Flesh eating bug in Australia: are you in an affected area?
Experts warn of increase in cases
By Practical Parenting team
November 15 2018
A flesh-eating bug is spreading rapidly across the nation, experts have warned, with 400 new cases expected to be reported by the end of the year.
The bug, called the Buruli ulcer, or Mycobacterium ulcerans, is on the rise, with Victoria’s Department of Health and Human Services (DHHS) expressing concern.
Jett, a 12-year-old boy from Queensland, was in hospital for three months after contracting the bug and almost lost his leg. He is now learning to walk again, his mother Arna-Leigh told A Current Affair.
“It may be that mosquitos are biting possums and then biting people,” Dr Sutton said.
“It could also be possum faeces being contaminated it and people are getting it into their skin through cuts or scratches.”
There were 182 cases reported in 2016, then from January to November last year there were 236 cases.

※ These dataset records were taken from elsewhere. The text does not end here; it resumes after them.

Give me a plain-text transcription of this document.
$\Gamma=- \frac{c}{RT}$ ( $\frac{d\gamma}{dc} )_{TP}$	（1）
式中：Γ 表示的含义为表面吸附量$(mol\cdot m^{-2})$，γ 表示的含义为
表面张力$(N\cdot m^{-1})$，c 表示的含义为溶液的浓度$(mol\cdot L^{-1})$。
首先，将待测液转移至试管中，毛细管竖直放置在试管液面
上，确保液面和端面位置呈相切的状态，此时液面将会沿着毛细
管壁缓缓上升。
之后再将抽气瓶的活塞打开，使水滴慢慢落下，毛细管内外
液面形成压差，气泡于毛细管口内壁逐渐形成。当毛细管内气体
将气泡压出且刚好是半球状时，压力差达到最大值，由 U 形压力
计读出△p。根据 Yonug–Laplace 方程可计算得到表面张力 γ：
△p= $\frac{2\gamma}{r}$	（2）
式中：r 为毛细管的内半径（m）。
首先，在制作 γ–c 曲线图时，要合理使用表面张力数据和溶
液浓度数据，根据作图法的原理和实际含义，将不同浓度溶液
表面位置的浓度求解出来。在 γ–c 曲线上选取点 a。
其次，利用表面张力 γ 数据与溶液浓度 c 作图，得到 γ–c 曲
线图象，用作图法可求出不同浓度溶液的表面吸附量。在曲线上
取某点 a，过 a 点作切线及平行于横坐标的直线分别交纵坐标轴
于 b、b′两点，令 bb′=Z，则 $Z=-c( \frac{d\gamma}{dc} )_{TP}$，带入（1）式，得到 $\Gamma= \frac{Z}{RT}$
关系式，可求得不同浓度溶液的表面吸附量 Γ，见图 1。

Experts are now concerned that it will spread further across Victoria and the rest of Australia.
The first sign of the Buruli ulcer is usually a painless, non-tender nodule or papule, often mistaken for an insect bite. In one or two months, the nodule may erode, forming an ulcer with undetermined edges.
A swab test can detect whether the disease is present or not. It also often appears on exposed areas on the limbs.
The bug can be prevented by using insect repellent and wearing long-sleeve shirts and pants outdoors. Cuts and abrasions should be kept clean and covered up.
If there is any concern, you should present to your GP or medical practitioner. The bug is usually treated with oral antibiotics, and potentially surgery to remove the tissue if necessary.